What Happens After the Project Ends: Rethinking Sustainability in Practice
A few years ago, I was closely involved in a project where air purifiers were installed along busy urban roads to address worsening air quality. The intention was sincere. The technology showed promise. For a while, the installations symbolised action and hope.
Then the funding cycle ended.
Gradually, the air purifiers stopped running. Maintenance became irregular. Operational costs went uncovered. Eventually, the units stood still, present, visible, but no longer functional.
When questions were raised, the government’s response was simple and honest: there was no budget to keep them running. Without internal financial provision, the only option left was to look for new external funding.
Over time, these installations became something else entirely. They turned into idle assets on public roads, often highlighted by the public as examples of “failed infrastructure.” What began as an innovative intervention quietly became a burden.
This experience stayed with me because it raised an uncomfortable but important question:
Are we designing projects to function as sustainable systems, or are we completing activities within a project window and hoping sustainability follows?
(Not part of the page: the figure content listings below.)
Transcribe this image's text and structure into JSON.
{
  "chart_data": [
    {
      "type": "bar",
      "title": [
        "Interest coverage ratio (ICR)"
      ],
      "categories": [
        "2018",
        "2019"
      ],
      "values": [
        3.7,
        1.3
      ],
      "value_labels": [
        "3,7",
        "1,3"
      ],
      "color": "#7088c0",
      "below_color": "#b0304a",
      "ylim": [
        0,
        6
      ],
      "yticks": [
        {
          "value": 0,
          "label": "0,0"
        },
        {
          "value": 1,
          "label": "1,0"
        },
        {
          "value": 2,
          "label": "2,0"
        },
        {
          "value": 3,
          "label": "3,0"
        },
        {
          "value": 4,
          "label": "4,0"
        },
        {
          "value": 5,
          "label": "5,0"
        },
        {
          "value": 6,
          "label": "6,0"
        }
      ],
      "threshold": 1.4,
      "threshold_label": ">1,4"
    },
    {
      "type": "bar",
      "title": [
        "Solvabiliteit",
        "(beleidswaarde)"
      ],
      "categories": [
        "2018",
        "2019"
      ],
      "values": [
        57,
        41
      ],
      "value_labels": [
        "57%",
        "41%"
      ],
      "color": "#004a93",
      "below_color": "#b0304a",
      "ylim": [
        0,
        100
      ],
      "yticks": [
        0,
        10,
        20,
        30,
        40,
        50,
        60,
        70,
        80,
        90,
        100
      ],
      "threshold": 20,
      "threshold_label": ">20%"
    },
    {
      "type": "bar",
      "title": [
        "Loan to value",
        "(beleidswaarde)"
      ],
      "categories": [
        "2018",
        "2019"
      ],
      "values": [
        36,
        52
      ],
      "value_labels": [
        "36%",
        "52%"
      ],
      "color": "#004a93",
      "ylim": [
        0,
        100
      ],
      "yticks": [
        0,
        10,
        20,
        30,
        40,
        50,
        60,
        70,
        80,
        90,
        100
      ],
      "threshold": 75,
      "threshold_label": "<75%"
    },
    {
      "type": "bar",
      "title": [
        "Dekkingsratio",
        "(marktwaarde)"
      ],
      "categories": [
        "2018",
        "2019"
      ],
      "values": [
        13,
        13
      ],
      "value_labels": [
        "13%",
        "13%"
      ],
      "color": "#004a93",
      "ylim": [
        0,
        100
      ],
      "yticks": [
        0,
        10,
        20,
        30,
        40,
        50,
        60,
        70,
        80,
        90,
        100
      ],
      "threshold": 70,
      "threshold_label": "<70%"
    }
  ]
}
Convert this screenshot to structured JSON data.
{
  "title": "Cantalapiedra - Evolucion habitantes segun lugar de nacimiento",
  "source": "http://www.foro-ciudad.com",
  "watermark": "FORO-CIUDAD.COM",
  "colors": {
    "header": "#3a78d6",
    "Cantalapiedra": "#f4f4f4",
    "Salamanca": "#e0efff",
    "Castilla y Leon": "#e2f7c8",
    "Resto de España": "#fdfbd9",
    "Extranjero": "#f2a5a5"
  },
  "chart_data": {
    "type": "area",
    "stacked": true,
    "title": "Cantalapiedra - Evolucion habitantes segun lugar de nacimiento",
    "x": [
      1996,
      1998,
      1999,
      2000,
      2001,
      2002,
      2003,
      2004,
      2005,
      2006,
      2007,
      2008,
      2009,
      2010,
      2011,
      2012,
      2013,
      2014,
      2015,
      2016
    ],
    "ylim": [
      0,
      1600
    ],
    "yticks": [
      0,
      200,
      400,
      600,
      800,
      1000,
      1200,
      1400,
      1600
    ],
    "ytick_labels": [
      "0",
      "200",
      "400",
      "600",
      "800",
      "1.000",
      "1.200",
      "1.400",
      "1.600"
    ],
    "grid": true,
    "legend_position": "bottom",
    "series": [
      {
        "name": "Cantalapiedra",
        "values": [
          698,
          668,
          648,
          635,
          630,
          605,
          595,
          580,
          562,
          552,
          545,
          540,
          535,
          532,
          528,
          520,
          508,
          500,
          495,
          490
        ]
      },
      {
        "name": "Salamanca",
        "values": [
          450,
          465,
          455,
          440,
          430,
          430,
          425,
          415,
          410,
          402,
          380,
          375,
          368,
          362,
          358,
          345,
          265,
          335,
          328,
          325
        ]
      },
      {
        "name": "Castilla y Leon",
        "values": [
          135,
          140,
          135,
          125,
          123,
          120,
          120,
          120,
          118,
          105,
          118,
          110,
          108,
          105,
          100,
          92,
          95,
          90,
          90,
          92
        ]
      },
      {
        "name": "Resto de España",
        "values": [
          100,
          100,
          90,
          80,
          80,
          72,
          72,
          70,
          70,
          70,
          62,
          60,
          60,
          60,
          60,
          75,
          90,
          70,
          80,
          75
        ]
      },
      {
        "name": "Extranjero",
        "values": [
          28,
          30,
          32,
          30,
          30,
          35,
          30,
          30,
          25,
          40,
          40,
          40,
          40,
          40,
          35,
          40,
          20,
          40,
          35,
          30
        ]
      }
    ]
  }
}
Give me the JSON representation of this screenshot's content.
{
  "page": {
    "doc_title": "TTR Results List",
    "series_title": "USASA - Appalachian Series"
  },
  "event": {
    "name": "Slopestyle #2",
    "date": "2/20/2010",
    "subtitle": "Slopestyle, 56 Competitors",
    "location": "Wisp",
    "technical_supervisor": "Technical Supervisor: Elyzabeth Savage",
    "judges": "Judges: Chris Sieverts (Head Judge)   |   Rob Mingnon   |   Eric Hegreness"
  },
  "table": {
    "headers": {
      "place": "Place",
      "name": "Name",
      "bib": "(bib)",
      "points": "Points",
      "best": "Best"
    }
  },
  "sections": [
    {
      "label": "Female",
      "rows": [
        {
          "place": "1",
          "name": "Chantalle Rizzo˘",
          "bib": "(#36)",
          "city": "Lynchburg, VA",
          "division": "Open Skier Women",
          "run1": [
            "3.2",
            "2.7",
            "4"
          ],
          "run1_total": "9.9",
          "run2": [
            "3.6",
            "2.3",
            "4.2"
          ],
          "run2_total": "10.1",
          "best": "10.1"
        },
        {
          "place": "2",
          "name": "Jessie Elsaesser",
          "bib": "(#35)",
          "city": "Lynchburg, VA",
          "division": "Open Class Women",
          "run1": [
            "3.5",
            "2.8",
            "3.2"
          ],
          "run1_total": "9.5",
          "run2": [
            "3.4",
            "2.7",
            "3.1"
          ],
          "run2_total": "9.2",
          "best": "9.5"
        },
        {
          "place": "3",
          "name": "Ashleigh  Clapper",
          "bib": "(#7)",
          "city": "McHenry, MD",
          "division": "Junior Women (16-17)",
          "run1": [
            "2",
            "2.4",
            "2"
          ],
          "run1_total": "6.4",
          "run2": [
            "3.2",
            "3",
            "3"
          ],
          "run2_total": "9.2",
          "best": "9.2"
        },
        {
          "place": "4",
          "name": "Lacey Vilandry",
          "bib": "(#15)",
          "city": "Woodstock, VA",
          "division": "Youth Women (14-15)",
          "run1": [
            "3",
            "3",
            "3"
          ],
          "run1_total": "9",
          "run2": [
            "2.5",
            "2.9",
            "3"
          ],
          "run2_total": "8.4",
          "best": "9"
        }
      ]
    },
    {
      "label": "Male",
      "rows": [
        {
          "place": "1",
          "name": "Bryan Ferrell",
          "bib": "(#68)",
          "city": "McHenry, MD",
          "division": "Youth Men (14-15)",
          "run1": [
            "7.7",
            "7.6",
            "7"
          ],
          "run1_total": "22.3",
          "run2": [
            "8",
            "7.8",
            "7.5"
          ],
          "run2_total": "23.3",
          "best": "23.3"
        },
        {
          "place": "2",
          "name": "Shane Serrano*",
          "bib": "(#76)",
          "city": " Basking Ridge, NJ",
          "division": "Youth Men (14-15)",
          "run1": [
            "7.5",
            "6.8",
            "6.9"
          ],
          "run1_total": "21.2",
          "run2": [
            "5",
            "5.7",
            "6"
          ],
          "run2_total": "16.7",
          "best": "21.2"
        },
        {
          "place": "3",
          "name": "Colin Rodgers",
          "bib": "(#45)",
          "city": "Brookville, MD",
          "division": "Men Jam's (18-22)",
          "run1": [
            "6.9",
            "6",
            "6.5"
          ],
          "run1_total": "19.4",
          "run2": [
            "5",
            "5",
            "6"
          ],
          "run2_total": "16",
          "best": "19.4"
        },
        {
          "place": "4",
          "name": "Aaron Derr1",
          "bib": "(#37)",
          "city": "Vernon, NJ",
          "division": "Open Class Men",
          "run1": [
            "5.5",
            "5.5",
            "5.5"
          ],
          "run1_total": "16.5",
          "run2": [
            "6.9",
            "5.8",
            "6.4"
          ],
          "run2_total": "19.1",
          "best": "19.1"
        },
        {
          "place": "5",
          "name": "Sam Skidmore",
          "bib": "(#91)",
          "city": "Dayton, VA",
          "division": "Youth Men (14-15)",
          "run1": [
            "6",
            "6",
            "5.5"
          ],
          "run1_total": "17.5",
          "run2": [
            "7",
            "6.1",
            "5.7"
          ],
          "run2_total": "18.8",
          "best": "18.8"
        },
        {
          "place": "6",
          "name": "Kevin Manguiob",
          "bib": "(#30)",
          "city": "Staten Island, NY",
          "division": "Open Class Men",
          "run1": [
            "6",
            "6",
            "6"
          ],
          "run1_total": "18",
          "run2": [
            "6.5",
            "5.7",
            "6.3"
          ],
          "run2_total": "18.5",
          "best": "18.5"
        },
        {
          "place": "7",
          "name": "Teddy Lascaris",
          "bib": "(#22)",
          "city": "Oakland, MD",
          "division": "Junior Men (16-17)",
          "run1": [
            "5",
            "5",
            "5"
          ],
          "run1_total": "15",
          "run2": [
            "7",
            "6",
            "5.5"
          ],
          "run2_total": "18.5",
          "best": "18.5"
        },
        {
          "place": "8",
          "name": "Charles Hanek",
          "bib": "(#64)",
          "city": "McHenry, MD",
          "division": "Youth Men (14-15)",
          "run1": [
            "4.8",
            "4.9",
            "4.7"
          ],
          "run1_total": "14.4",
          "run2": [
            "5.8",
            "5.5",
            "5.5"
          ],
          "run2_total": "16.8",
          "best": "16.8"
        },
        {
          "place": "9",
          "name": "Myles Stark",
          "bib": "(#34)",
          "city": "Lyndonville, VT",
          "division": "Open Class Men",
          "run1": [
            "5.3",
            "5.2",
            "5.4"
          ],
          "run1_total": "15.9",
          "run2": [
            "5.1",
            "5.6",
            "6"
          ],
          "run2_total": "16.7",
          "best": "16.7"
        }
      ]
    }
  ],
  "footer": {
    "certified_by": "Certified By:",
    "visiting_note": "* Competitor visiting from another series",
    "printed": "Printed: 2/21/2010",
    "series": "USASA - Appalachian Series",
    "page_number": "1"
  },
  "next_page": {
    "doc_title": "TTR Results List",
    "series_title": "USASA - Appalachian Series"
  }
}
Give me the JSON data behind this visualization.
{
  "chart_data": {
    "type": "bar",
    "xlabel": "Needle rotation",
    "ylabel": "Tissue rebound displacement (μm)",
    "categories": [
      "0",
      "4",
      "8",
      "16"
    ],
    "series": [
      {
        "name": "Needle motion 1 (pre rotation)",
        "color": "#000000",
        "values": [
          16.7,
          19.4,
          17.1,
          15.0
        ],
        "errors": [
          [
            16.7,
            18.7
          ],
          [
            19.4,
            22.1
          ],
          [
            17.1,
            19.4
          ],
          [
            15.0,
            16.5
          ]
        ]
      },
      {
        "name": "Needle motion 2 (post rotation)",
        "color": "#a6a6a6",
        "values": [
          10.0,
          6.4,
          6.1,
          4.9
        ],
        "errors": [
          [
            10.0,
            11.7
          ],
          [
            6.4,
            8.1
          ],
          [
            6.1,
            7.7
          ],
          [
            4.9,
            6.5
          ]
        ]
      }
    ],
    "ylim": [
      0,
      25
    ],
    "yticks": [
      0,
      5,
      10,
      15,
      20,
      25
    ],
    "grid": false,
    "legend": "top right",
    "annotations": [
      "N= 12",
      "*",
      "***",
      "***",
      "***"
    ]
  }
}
Where Good Ideas Lose Momentum
Projects like these rarely fall apart because of poor intent or weak design. They struggle in the space between installation and operation.
The air purifiers worked, technically. What was missing was a long-term operating model. Who would pay for electricity? Who would manage maintenance contracts? Who would respond when something failed?
Without a recurring budget line, clear ownership, or a transition plan, the assets slowly shifted from being solutions to becoming liabilities, not because they lacked value, but because their long-term requirements were never fully absorbed into the system meant to sustain them.
In many projects, sustainability is discussed towards the end, through handover notes, exit strategies, or final capacity-building sessions. In reality, sustainability cannot be retrofitted. It is shaped by early design decisions: technology choices, cost assumptions, institutional alignment, and financial planning.
When these decisions are driven mainly by funding timelines, the project’s lifespan often mirrors those timelines.
Why This Keeps Happening
Most development projects operate within three-to-five-year cycles. The challenges they address, air quality, public health, urban resilience, do not.
Governments, on the other hand, operate within constrained fiscal realities. Adding new recurring operational costs, especially for technology-heavy interventions, is rarely straightforward. Without early integration into budgets or schemes, even well-performing projects become difficult to sustain.
Looking back, the response *“we do not have the money to keep it running” *was not dismissive. It reflected a structural reality that the project design had not fully accounted for.
There is also a subtle tension between visibility and viability. Highly visible interventions attract attention and demonstrate action. But visibility alone does not guarantee longevity. The quieter work, budget integration, institutional processes, operational simplicity, is often what determines whether an intervention survives.
What This Experience Changed for Me
This project was not a failure. It was a lesson.
It reinforced that:
- installing assets is not the same as sustaining services
- external funding can enable innovation, but it cannot replace ownership
- without internal absorption, projects remain dependent, even when successful
- relying on future external funding is not a sustainability strategy
Most importantly, it highlighted that sustainability is not about extending funding, it is about designing for independence.
Rethinking Sustainability in Project Design
A simple shift in perspective can make a difference.
Instead of asking only “What can this project demonstrate?” it helps to ask, “What happens when the funding stops?”
If the honest answer is that the system cannot function, then the design itself needs rethinking.
Acknowledging operational costs early, aligning with existing institutional systems, and being realistic about what should or should not scale can prevent pilots from turning into long-term liabilities.
Not every intervention needs to become permanent infrastructure. Some pilots are meant to inform policy, test ideas, or build evidence. Being clear about that distinction helps manage expectations and protects institutions from unintended burdens.
A Closing Reflection
The air purifiers on the road did not fail because the idea was wrong. They struggled because the system around them was not designed to carry them forward.
This experience clarified something fundamental for me:
Sustainability is not about whether a project ends, all projects do. It is about whether what remains can stand on its own.
As professionals working in sustainable development and urban management, our role is not just to deliver projects, but to design interventions that survive beyond us.
Because when the money stops, and it always does, the design choices we made at the beginning are the ones that remain.